Ahhh. A tropical vacation. Warm sun, soft sand, crystal clear waters… and to think, it could all be yours through financial independence.


A young professional once commented to his older co-worker, “anyone who hasn’t retired by 50 is an idiot.” All the insensitivity of his comment aside, lately this is not an uncommon assumption of young people entering the workforce. Spurred in part by rising incomes in certain sectors and a strong stock market, the last several years has seen a flurry of articles, financial professionals, and regular Joe-blows talking and dreaming about early retirement. This sentiment is fueled by early-retiree bloggers such as Mr. Money Mustache and Steve at Think, Save, Retire. Indeed, an entire movement has risen around this concept, collectively known as ‘FIRE.’

In case you’re wondering, the FIRE movement has nothing to do with setting yourself or anything else ablaze. Rather, FIRE stands for ‘Financial Independence and Retiring Early.’ However, amidst dreams of laying on a beach at 35 and sipping cocktails day in and day out, with no job to return to, the ‘Financial Independence’ part of fire often gets rushed over in favor of pursuing early retirement. This is a huge mistake!

But What is Financial Independence?

Before we dive into why financial independence is so important, we should first figure out what financial independence is. Financial independence is not declaring independence from money and living a Luddite existence. Rather financial independence in its purest form is being completely self sufficient financially, not dependent on anyone else for the money to cover your needs. In other words, financial independence is when you’ve developed enough passive income to cover all your necessary expenses each and every month.

Financial Independence is the Foundation of Early Retirement

How to Become Financially Independent

So financial independence sounds great. But how do you get there? Going back to what financial independence is, it is developing enough passive income to cover your necessary or regular expenses. So you can work on your financial independence from two angles- first by trimming your regular expenses, and second by building passive income.

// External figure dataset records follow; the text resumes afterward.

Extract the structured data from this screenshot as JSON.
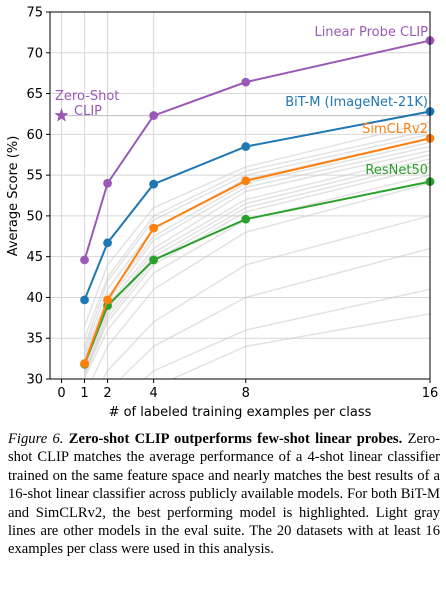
{
  "chart_data": {
    "type": "line",
    "xlabel": "# of labeled training examples per class",
    "ylabel": "Average Score (%)",
    "ylim": [
      30,
      75
    ],
    "xticks": [
      0,
      1,
      2,
      4,
      8,
      16
    ],
    "yticks": [
      30,
      35,
      40,
      45,
      50,
      55,
      60,
      65,
      70,
      75
    ],
    "grid": true,
    "x": [
      1,
      2,
      4,
      8,
      16
    ],
    "series": [
      {
        "name": "Linear Probe CLIP",
        "color": "#9b59b6",
        "values": [
          44.6,
          54.0,
          62.3,
          66.4,
          71.5
        ]
      },
      {
        "name": "BiT-M (ImageNet-21K)",
        "color": "#1f77b4",
        "values": [
          39.7,
          46.7,
          53.9,
          58.5,
          62.8
        ]
      },
      {
        "name": "SimCLRv2",
        "color": "#ff7f0e",
        "values": [
          31.9,
          39.7,
          48.5,
          54.3,
          59.5
        ]
      },
      {
        "name": "ResNet50",
        "color": "#2ca02c",
        "values": [
          31.8,
          39.0,
          44.6,
          49.6,
          54.2
        ]
      }
    ],
    "zero_shot": {
      "name": "Zero-Shot\nCLIP",
      "x": 0,
      "y": 62.3,
      "color": "#9b59b6"
    },
    "gray_lines": [
      [
        36.5,
        44.0,
        51.0,
        56.0,
        61.5
      ],
      [
        35.0,
        42.5,
        50.0,
        55.5,
        60.5
      ],
      [
        34.0,
        42.0,
        49.5,
        55.0,
        60.0
      ],
      [
        33.5,
        41.0,
        48.5,
        54.5,
        59.5
      ],
      [
        33.0,
        40.0,
        47.5,
        54.0,
        59.0
      ],
      [
        32.5,
        39.5,
        47.0,
        53.5,
        58.5
      ],
      [
        32.0,
        39.0,
        46.0,
        53.0,
        58.0
      ],
      [
        31.5,
        38.5,
        45.5,
        52.0,
        57.5
      ],
      [
        31.0,
        38.0,
        45.0,
        51.5,
        57.0
      ],
      [
        30.8,
        37.5,
        44.5,
        51.0,
        56.5
      ],
      [
        30.5,
        37.0,
        44.0,
        50.5,
        56.0
      ],
      [
        30.2,
        36.0,
        43.0,
        49.5,
        55.0
      ],
      [
        28.0,
        34.0,
        41.0,
        48.0,
        54.0
      ],
      [
        26.0,
        31.0,
        37.0,
        44.0,
        50.0
      ],
      [
        24.0,
        28.5,
        34.0,
        40.0,
        46.0
      ],
      [
        22.0,
        26.0,
        31.0,
        36.0,
        41.0
      ],
      [
        20.0,
        24.0,
        29.0,
        34.0,
        38.0
      ]
    ]
  },
  "caption": {
    "fig_label": "Figure 6.",
    "bold_title": "Zero-shot CLIP outperforms few-shot linear probes.",
    "body": "Zero-shot CLIP matches the average performance of a 4-shot linear classifier trained on the same feature space and nearly matches the best results of a 16-shot linear classifier across publicly available models. For both BiT-M and SimCLRv2, the best performing model is highlighted. Light gray lines are other models in the eval suite. The 20 datasets with at least 16 examples per class were used in this analysis."
  }
}
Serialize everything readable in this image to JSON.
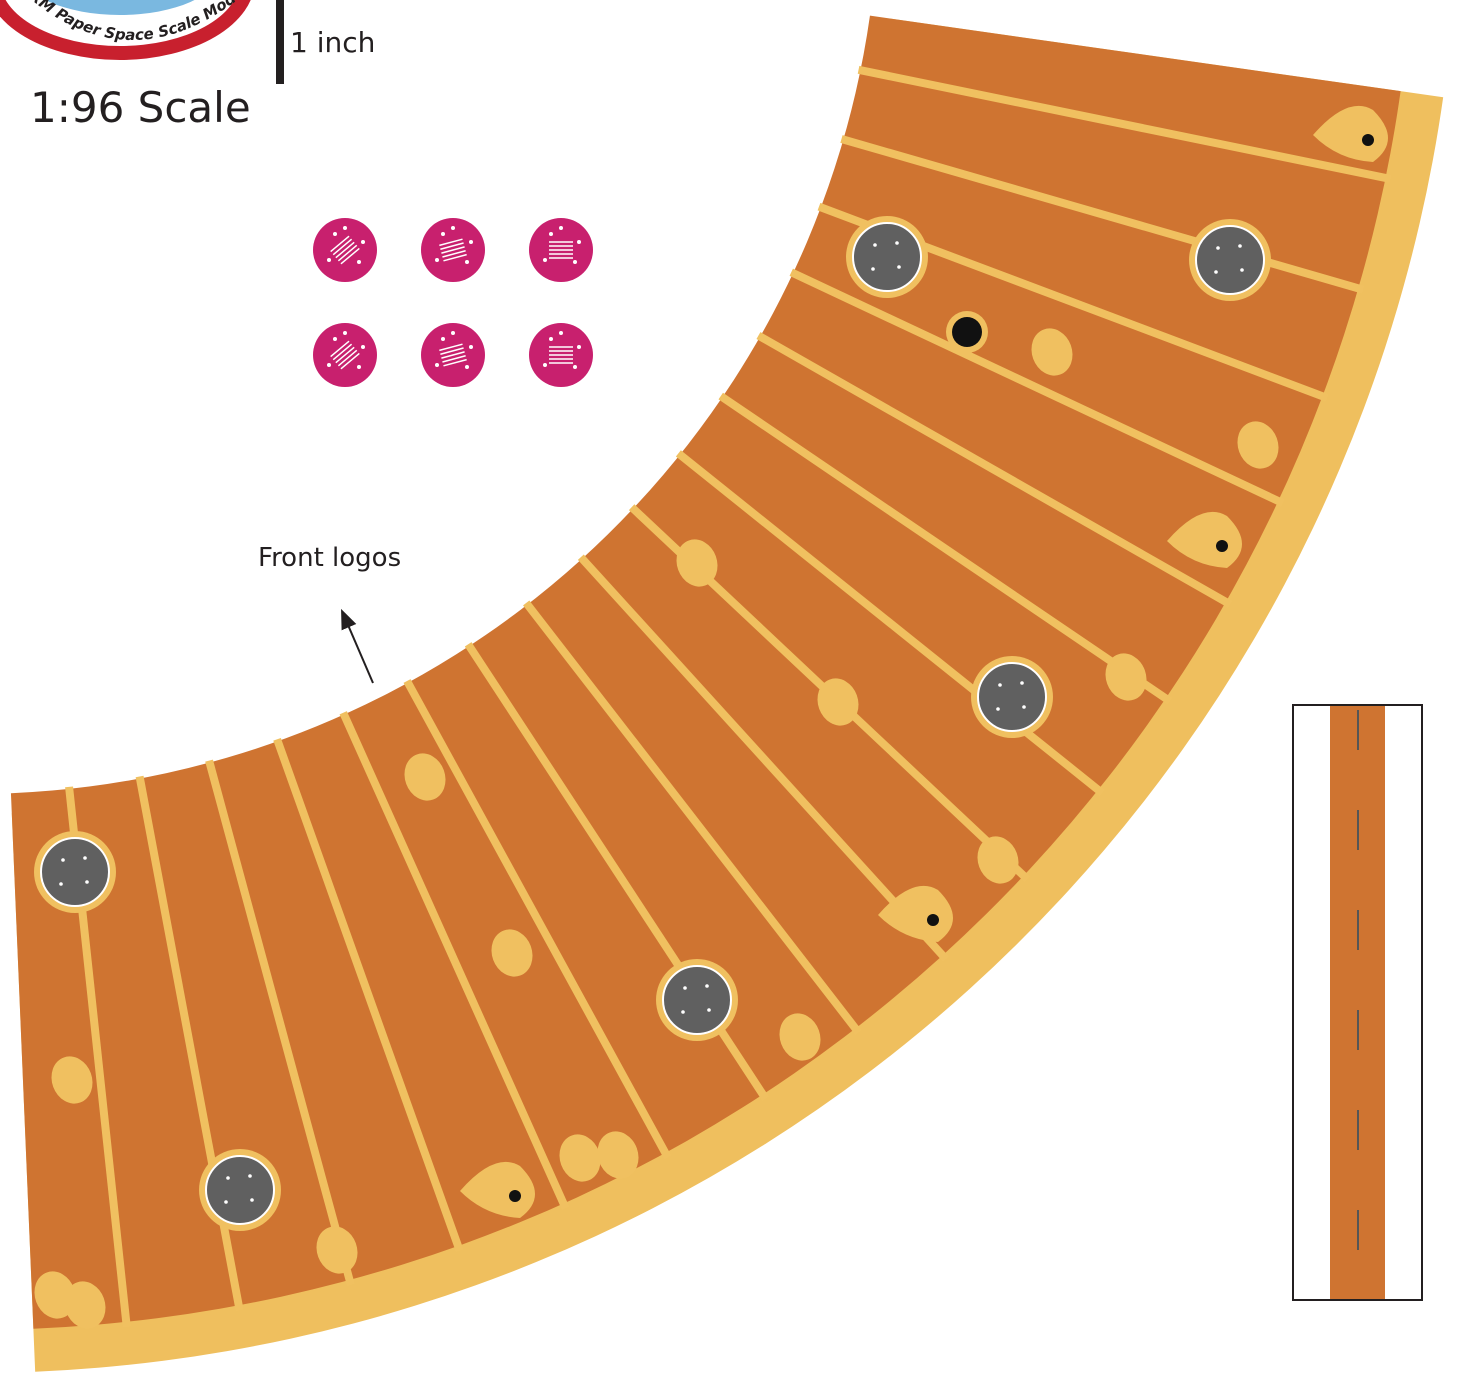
{
  "logo": {
    "text": "AXM Paper Space Scale Modeling"
  },
  "scale_bar": {
    "label": "1 inch"
  },
  "scale": "1:96 Scale",
  "annotation": "Front logos"
}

Trimming your expenses is as simple as looking for unnecessary day-to-day spending and monthly bills. Perhaps you can cut out a daily coffee run, or maybe you can live without that cable subscription. Also key to trimming expenses is avoiding new ones. So think twice before you buy a fancy new car with a high monthly payment, or go on a shopping spree that lands you with too much credit card debt.

The second part of the equation is just as important. Since you’ll never be able to live completely expense free, you’ll need your passive income too. There are various ways to develop passive income, but by far the one that has stood the test of time is investing- specifically in stocks and bond funds. By investing a part of your income each and every month (which you now can do, thanks to trimming your expenses), you’ll develop a set of investments that will pay an ever growing dividend stream (your passive income), and eventually can be a nest egg that you can draw down late in retirement or pass on to your heirs when you pass. This is something that you can do on your own with a little research, or you can work with Certified Financial Planner. But the most important part is disciplined and consistent investing.

There’s More Motivation in Developing Financial Independence Progressively

Ok, so technically financial independence needs to come before early retirement. But otherwise aren’t they the same thing? Why make such a big deal over splitting hairs? Because functionally the two are quite different. It is much easier to become progressively financially independent than it is to become progressively retired. As soon as you trim your first expenses and make that first investment, you’ve already started becoming financially independent. Because you can see your progress in developing financial independence, you’ll be much more motivated in this than by merely chasing the early retirement dream. Of course, your retirement dream is still important, but only when coupled with financial independence.

Financial Independence Has Benefits in the Here and Now Too.

Perhaps the most important reason to focus on financial independence is because of how it also benefits you now. The more financially independent you become, the more resilient you become to the curve balls that life throws at you. Have you picked up some surprise medical bills? Not a big deal if you’re on the road to financial independence, since you’ve already trimmed your expenses and now have leftover income to cover the bills. Lose a job? You can deal with that too now that you’ve got money stashed away.

Of course you don’t want to tap your nest egg for every little surprise that comes your way. If you did that, you’d never actually retire. But at least you have a safety net in place for when you really need it.